A new paper just published in Scientific Reports, co-authored by Dr. Stephen Godfrey from Calvert Marine Museum, details the incredible find and what experts have learned about it in the years since then. Dr. Godfrey coordinated the excavation of the slab and produced the mold and cast for in-depth study. Eight species walked across what was once a muddy, low riverbank, leaving behind footprints of creatures as small as squirrel-sized mammals to dinosaurs the size of tanks. Scientists can tell the tracks were all likely made within days of each other, because none overlap. The fossil footprints show a rare glimpse of mammals and dinosaurs interacting.
One of the study’s co-authors, University of Colorado paleontologist Martin Lockley, says the concentration of mammal tracks on the slab is greater than any other in the world.

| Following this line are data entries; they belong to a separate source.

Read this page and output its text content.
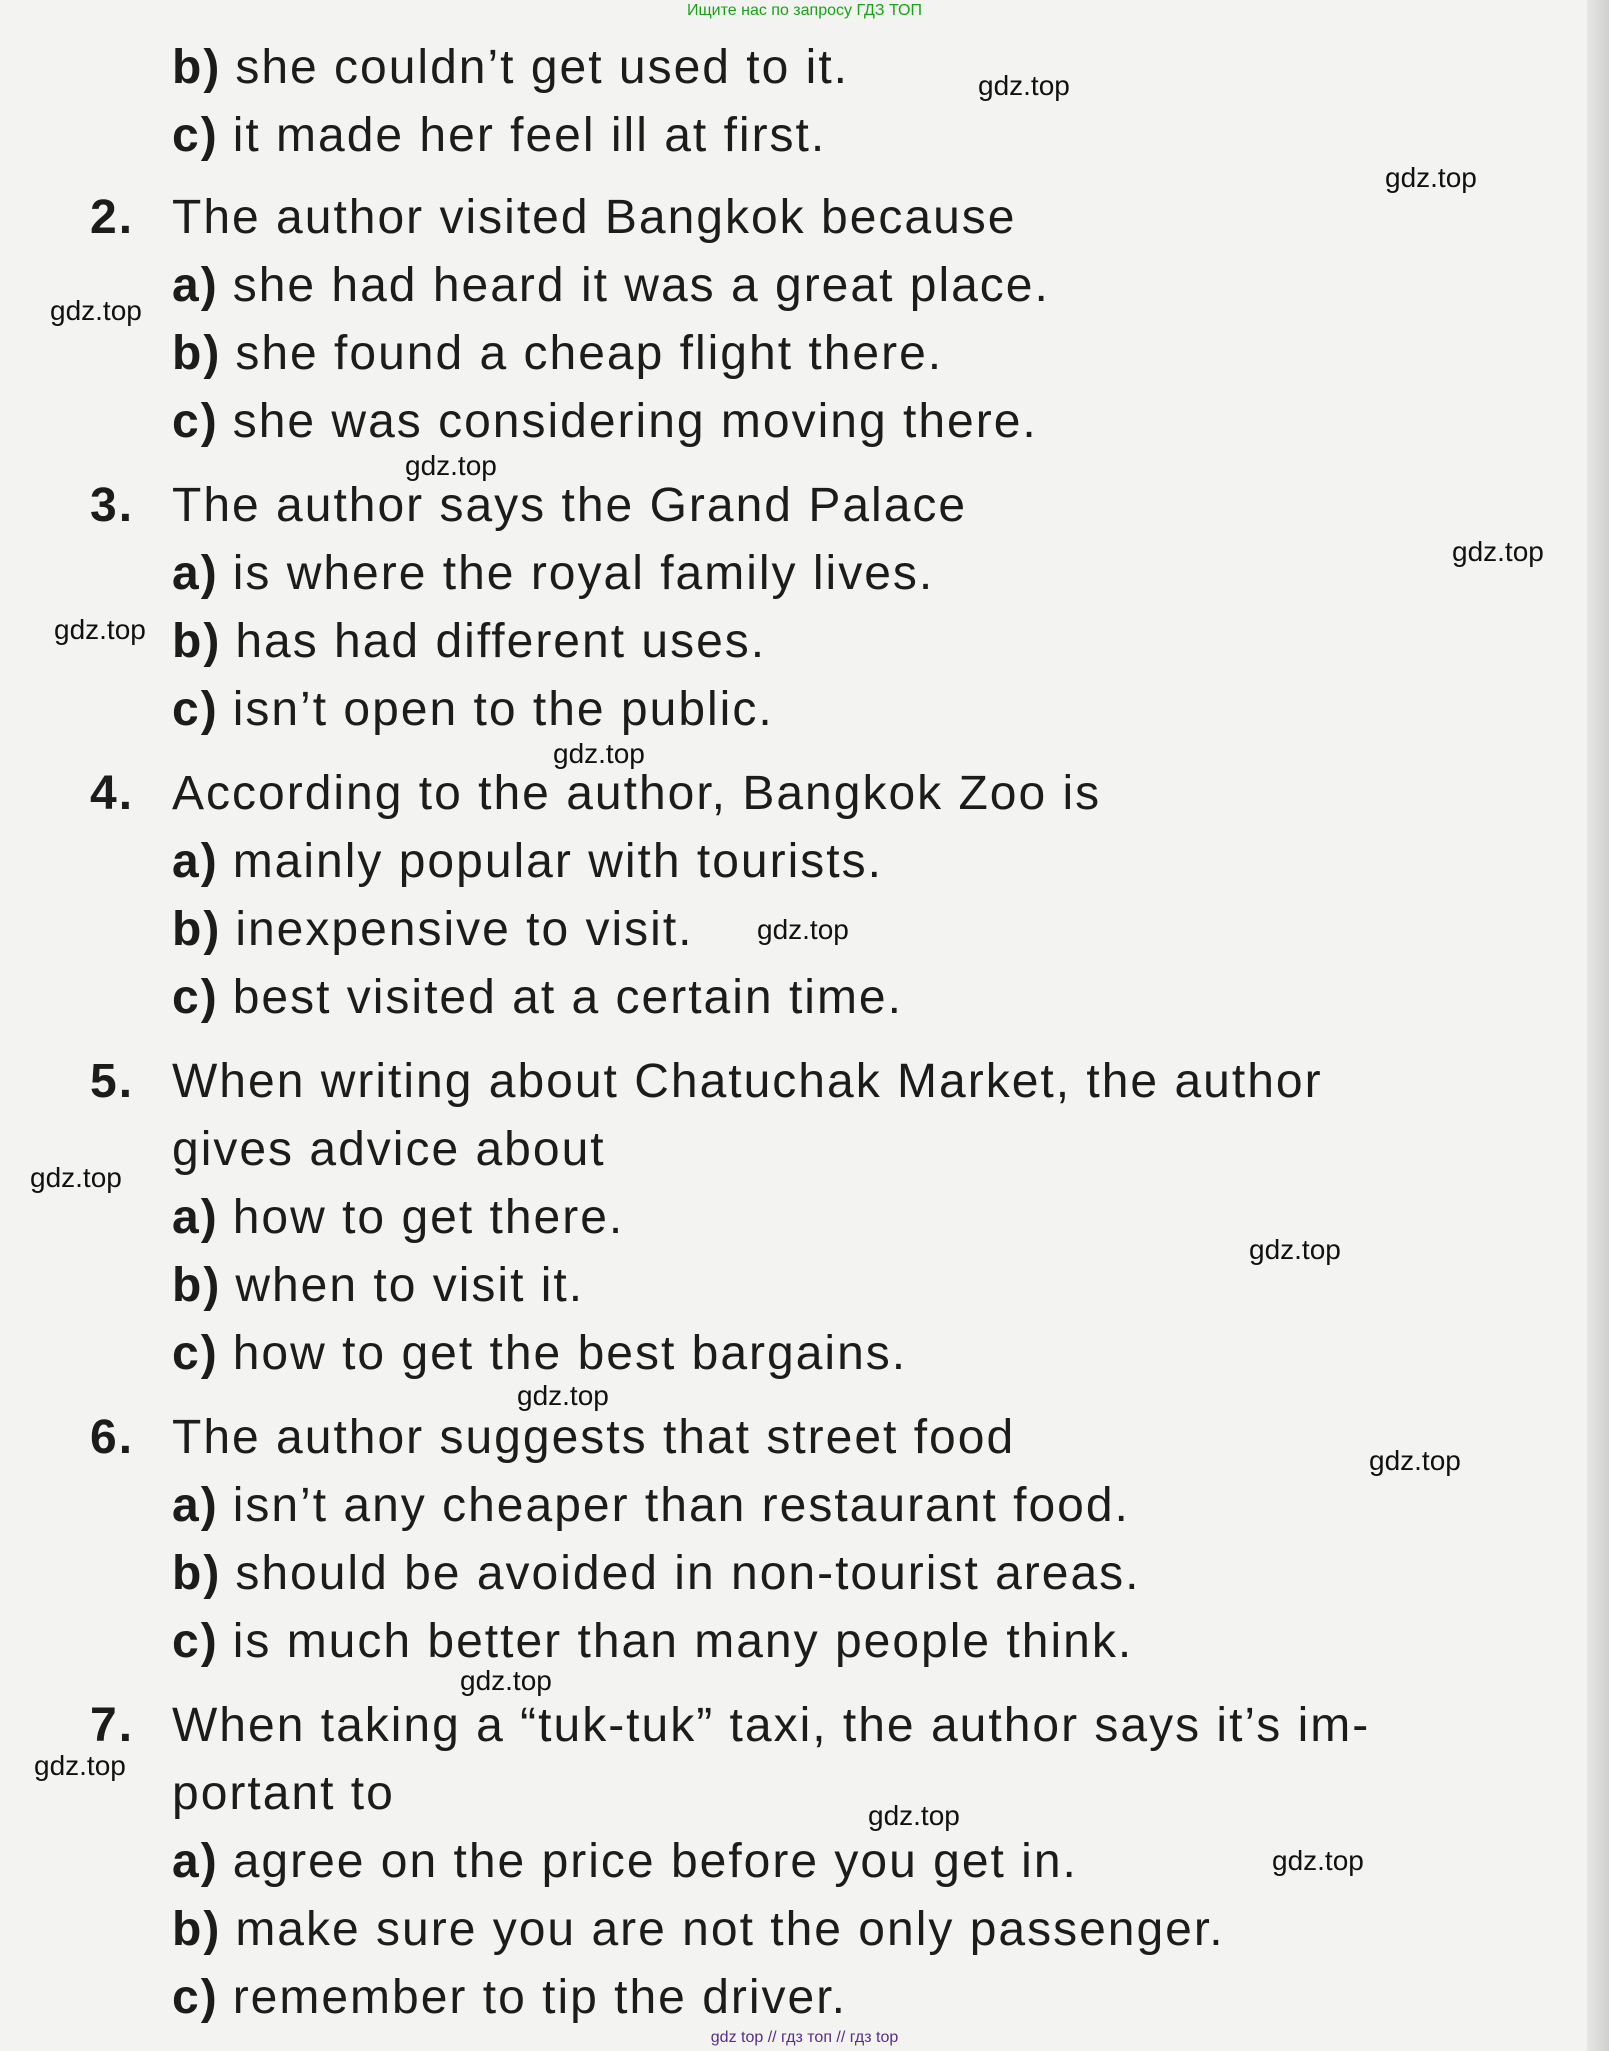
Ищите нас по запросу ГДЗ ТОП
b) she couldn’t get used to it.
c) it made her feel ill at first.
2. The author visited Bangkok because
a) she had heard it was a great place.
b) she found a cheap flight there.
c) she was considering moving there.
3. The author says the Grand Palace
a) is where the royal family lives.
b) has had different uses.
c) isn’t open to the public.
4. According to the author, Bangkok Zoo is
a) mainly popular with tourists.
b) inexpensive to visit.
c) best visited at a certain time.
5. When writing about Chatuchak Market, the author
gives advice about
a) how to get there.
b) when to visit it.
c) how to get the best bargains.
6. The author suggests that street food
a) isn’t any cheaper than restaurant food.
b) should be avoided in non-tourist areas.
c) is much better than many people think.
7. When taking a “tuk-tuk” taxi, the author says it’s im-
portant to
a) agree on the price before you get in.
b) make sure you are not the only passenger.
c) remember to tip the driver.
gdz.top
gdz.top
gdz.top
gdz.top
gdz.top
gdz.top
gdz.top
gdz.top
gdz.top
gdz.top
gdz.top
gdz.top
gdz.top
gdz.top
gdz.top
gdz.top
gdz top // гдз топ // гдз top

“I don’t think I’ve ever seen a slab this size, which is a couple of square meters, where you have over 70 footprints of so many different types. This is the mother lode of Cretaceous mammal tracks,” said Lockley.
The slab was so well-preserved because sediment covered it shortly after the tracks were made, keeping it undisturbed.
“It’s a time machine,” Stanford said. “We can look across a few days of activity of these animals and we can picture it. We see the interaction of how they pass in relation to each other. This enables us to look deeply into ancient times on Earth, and I think it’s just tremendously exciting.”
Lockley and Stanford believe the wide diversity and number of tracks show many of the animals were feeding in the area. They theorize that maybe the small dinosaurs were preying on the small mammals, and the larger dinosaurs could have been hunting both smaller species.
Compton Tucker is a Goddard Earth scientist who helped with the excavation, and created a display of the cast in Goddard’s Earth science building.
“People ask me why were all these tracks in Maryland?” says Tucker.
He jokes, “Maryland has always been a desirable place to live.”
“This could be the key to understanding some of the smaller finds from the area, so it brings everything together,” Lockley said. “This is the Cretaceous equivalent of the Rosetta stone.”